As for the WAN, however, start-ups may not be able to address the utilization challenge as VCs, are not typically enthusiastic about funding service provider equipment companies given long sales cycles with Tier 1 carriers and customer concentration issues. Throw in the word optics to business case and that makes for strike three. Thus, traditional optics and/or router equipment companies may have an opportunity to differentiate themselves in solving the high cost, low WAN optical transport utilization rate problem. While SDN is about separating the control plane and data plane and using software applications and network virtualization to achieve service creation and network agility, its initial focus was for Layer 2/3 switches with an “electrical” based fabric within the data center. Optimizing expensive WAN links for traffic flows that span both electrical fabrics within the data center and optical wavelengths across the WAN while dealing with vendor specific optical intricacies such as Forward Error Correction (FEC), amplifier settings, modulation techniques etc. is not likely to be solved by SDN software control alone. To be “Mas Macho” in solving the optical WAN utilization challenge, the solution is likely to require multiple ingredients, including, SDN software control, multi-vendor element management system support and visualization, network analytics, a strong optical pedigree and the use of industry protocols (e.g. GMPLS, Openflow etc.).
It is no surprise that Cisco has acquired both SDN software and optical sub-system companies (e.g. CoreOptics and Lightwire) over the past couple of years.

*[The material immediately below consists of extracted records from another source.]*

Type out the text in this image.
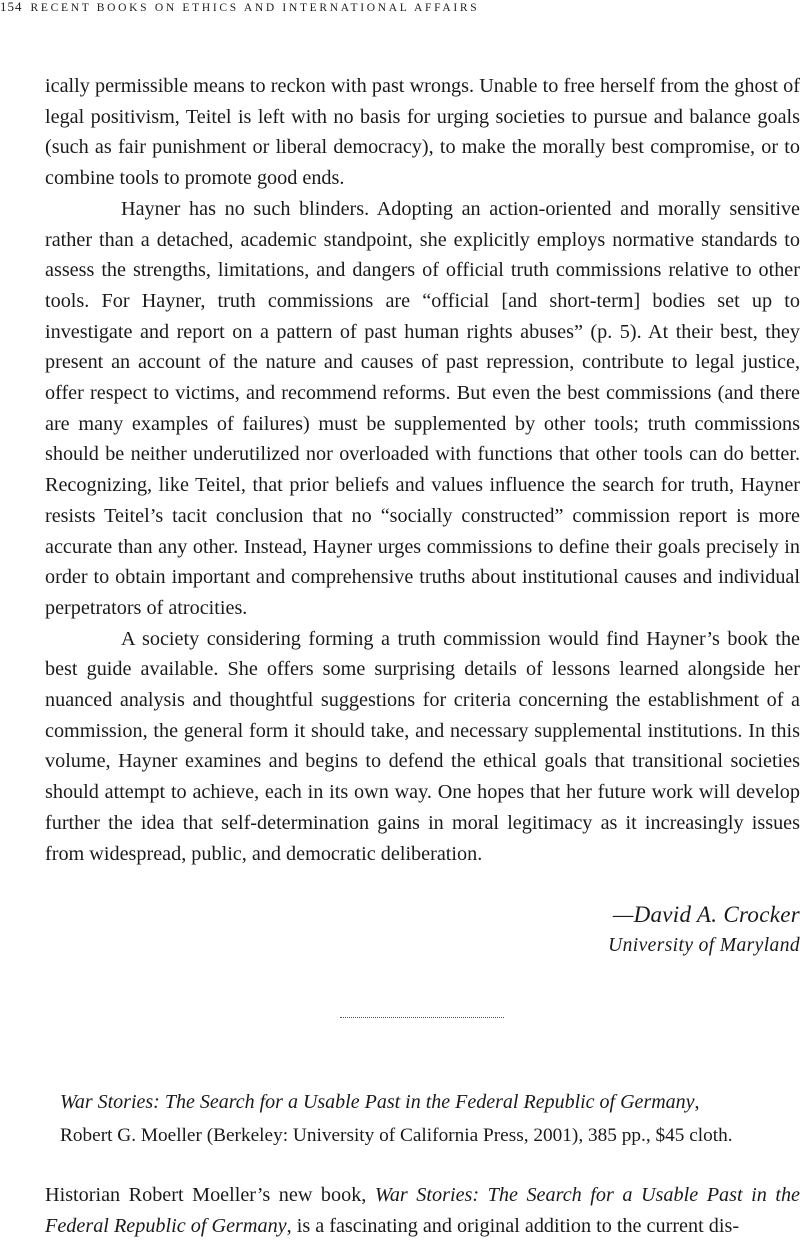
154 RECENT BOOKS ON ETHICS AND INTERNATIONAL AFFAIRS

ically permissible means to reckon with past wrongs. Unable to free herself from the ghost of legal positivism, Teitel is left with no basis for urging societies to pursue and balance goals (such as fair punishment or liberal democracy), to make the morally best compromise, or to combine tools to promote good ends.

Hayner has no such blinders. Adopting an action-oriented and morally sensitive rather than a detached, academic standpoint, she explicitly employs normative standards to assess the strengths, limitations, and dangers of official truth commissions relative to other tools. For Hayner, truth commissions are “official [and short-term] bodies set up to investigate and report on a pattern of past human rights abuses” (p. 5). At their best, they present an account of the nature and causes of past repression, contribute to legal justice, offer respect to victims, and recommend reforms. But even the best commissions (and there are many examples of failures) must be supplemented by other tools; truth commissions should be neither underutilized nor overloaded with functions that other tools can do better. Recognizing, like Teitel, that prior beliefs and values influence the search for truth, Hayner resists Teitel’s tacit conclusion that no “socially constructed” commission report is more accurate than any other. Instead, Hayner urges commissions to define their goals precisely in order to obtain important and comprehensive truths about institutional causes and individual perpetrators of atrocities.

A society considering forming a truth commission would find Hayner’s book the best guide available. She offers some surprising details of lessons learned alongside her nuanced analysis and thoughtful suggestions for criteria concerning the establishment of a commission, the general form it should take, and necessary supplemental institutions. In this volume, Hayner examines and begins to defend the ethical goals that transitional societies should attempt to achieve, each in its own way. One hopes that her future work will develop further the idea that self-determination gains in moral legitimacy as it increasingly issues from widespread, public, and democratic deliberation.

—David A. Crocker
University of Maryland
War Stories: The Search for a Usable Past in the Federal Republic of Germany,
Robert G. Moeller (Berkeley: University of California Press, 2001), 385 pp., $45 cloth.

Historian Robert Moeller’s new book, War Stories: The Search for a Usable Past in the Federal Republic of Germany, is a fascinating and original addition to the current dis-
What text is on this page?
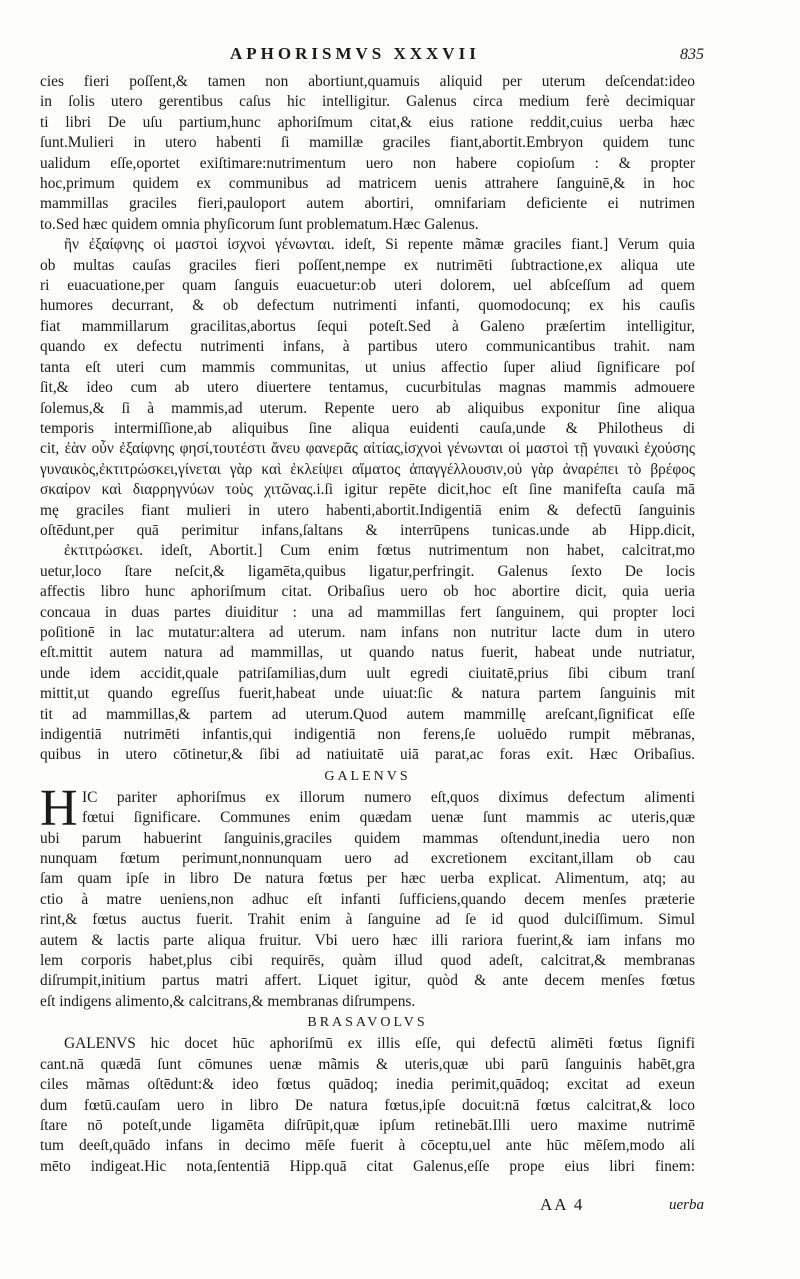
APHORISMVS XXXVII	835
cies fieri poſſent,& tamen non abortiunt,quamuis aliquid per uterum deſcendat:ideo
in ſolis utero gerentibus caſus hic intelligitur. Galenus circa medium ferè decimiquar
ti libri De uſu partium,hunc aphoriſmum citat,& eius ratione reddit,cuius uerba hæc
ſunt.Mulieri in utero habenti ſi mamillæ graciles fiant,abortit.Embryon quidem tunc
ualidum eſſe,oportet exiſtimare:nutrimentum uero non habere copioſum : & propter
hoc,primum quidem ex communibus ad matricem uenis attrahere ſanguinē,& in hoc
mammillas graciles fieri,pauloport autem abortiri, omnifariam deficiente ei nutrimen
to.Sed hæc quidem omnia phyſicorum ſunt problematum.Hæc Galenus.
ἢν ἐξαίφνης οἱ μαστοὶ ἰσχνοὶ γένωνται. ideſt, Si repente mãmæ graciles fiant.] Verum quia
ob multas cauſas graciles fieri poſſent,nempe ex nutrimēti ſubtractione,ex aliqua ute
ri euacuatione,per quam ſanguis euacuetur:ob uteri dolorem, uel abſceſſum ad quem
humores decurrant, & ob defectum nutrimenti infanti, quomodocunq; ex his cauſis
fiat mammillarum gracilitas,abortus ſequi poteſt.Sed à Galeno præſertim intelligitur,
quando ex defectu nutrimenti infans, à partibus utero communicantibus trahit. nam
tanta eſt uteri cum mammis communitas, ut unius affectio ſuper aliud ſignificare poſ
ſit,& ideo cum ab utero diuertere tentamus, cucurbitulas magnas mammis admouere
ſolemus,& ſi à mammis,ad uterum. Repente uero ab aliquibus exponitur ſine aliqua
temporis intermiſſione,ab aliquibus ſine aliqua euidenti cauſa,unde & Philotheus di
cit, ἐὰν οὖν ἐξαίφνης φησί,τουτέστι ἄνευ φανερᾶς αἰτίας,ἰσχνοὶ γένωνται οἱ μαστοὶ τῇ γυναικὶ ἐχούσης
γυναικὸς,ἐκτιτρώσκει,γίνεται γὰρ καὶ ἐκλείψει αἵματος ἀπαγγέλλουσιν,οὐ γὰρ ἀναρέπει τὸ βρέφος
σκαίρον καὶ διαρρηγνύων τοὺς χιτῶνας.i.ſi igitur repēte dicit,hoc eſt ſine manifeſta cauſa mā
mę graciles fiant mulieri in utero habenti,abortit.Indigentiā enim & defectū ſanguinis
oſtēdunt,per quā perimitur infans,ſaltans & interrūpens tunicas.unde ab Hipp.dicit,
ἐκτιτρώσκει. ideſt, Abortit.] Cum enim fœtus nutrimentum non habet, calcitrat,mo
uetur,loco ſtare neſcit,& ligamēta,quibus ligatur,perfringit. Galenus ſexto De locis
affectis libro hunc aphoriſmum citat. Oribaſius uero ob hoc abortire dicit, quia ueria
concaua in duas partes diuiditur : una ad mammillas fert ſanguinem, qui propter loci
poſitionē in lac mutatur:altera ad uterum. nam infans non nutritur lacte dum in utero
eſt.mittit autem natura ad mammillas, ut quando natus fuerit, habeat unde nutriatur,
unde idem accidit,quale patriſamilias,dum uult egredi ciuitatē,prius ſibi cibum tranſ
mittit,ut quando egreſſus fuerit,habeat unde uiuat:ſic & natura partem ſanguinis mit
tit ad mammillas,& partem ad uterum.Quod autem mammillę areſcant,ſignificat eſſe
indigentiā nutrimēti infantis,qui indigentiā non ferens,ſe uoluēdo rumpit mēbranas,
quibus in utero cōtinetur,& ſibi ad natiuitatē uiā parat,ac foras exit. Hæc Oribaſius.
GALENVS
H IC pariter aphoriſmus ex illorum numero eſt,quos diximus defectum alimenti
fœtui ſignificare. Communes enim quædam uenæ ſunt mammis ac uteris,quæ
ubi parum habuerint ſanguinis,graciles quidem mammas oſtendunt,inedia uero non
nunquam fœtum perimunt,nonnunquam uero ad excretionem excitant,illam ob cau
ſam quam ipſe in libro De natura fœtus per hæc uerba explicat. Alimentum, atq; au
ctio à matre ueniens,non adhuc eſt infanti ſufficiens,quando decem menſes præterie
rint,& fœtus auctus fuerit. Trahit enim à ſanguine ad ſe id quod dulciſſimum. Simul
autem & lactis parte aliqua fruitur. Vbi uero hæc illi rariora fuerint,& iam infans mo
lem corporis habet,plus cibi requirēs, quàm illud quod adeſt, calcitrat,& membranas
diſrumpit,initium partus matri affert. Liquet igitur, quòd & ante decem menſes fœtus
eſt indigens alimento,& calcitrans,& membranas diſrumpens.
BRASAVOLVS
GALENVS hic docet hūc aphoriſmū ex illis eſſe, qui defectū alimēti fœtus ſignifi
cant.nā quædā ſunt cōmunes uenæ mãmis & uteris,quæ ubi parū ſanguinis habēt,gra
ciles mãmas oſtēdunt:& ideo fœtus quādoq; inedia perimit,quādoq; excitat ad exeun
dum fœtū.cauſam uero in libro De natura fœtus,ipſe docuit:nā fœtus calcitrat,& loco
ſtare nō poteſt,unde ligamēta diſrūpit,quæ ipſum retinebāt.Illi uero maxime nutrimē
tum deeſt,quādo infans in decimo mēſe fuerit à cōceptu,uel ante hūc mēſem,modo ali
mēto indigeat.Hic nota,ſententiā Hipp.quā citat Galenus,eſſe prope eius libri finem:
AA 4	uerba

While silicon photonics will play a critical role in achieving single chassis, highly dense routers with 400G interfaces, is Cisco also looking beyond next generation 400G port routers and the broader issue of low WAN utilization rates? Alcatel-Lucent, another company with core competencies in routing and optics also recently announced its Nuage Networks SDN Virtualized Services Platform solution. While Nuage offers some innovative WAN features in service provider MPLS VPNs, it does not address utilization issues in the optical transport domain. Will Alcatel-Lucent seek to leverage its initial Nuage SDN software solution with its traditional competency in routing and optics to address the optical transport utilization issue? Time will tell whether Alcatel-Lucent, Cisco and/or other vendor(s) will be “Mas Macho” marrying software with optics in solving perhaps one of the most significant cost pain points today in service provider WAN transport.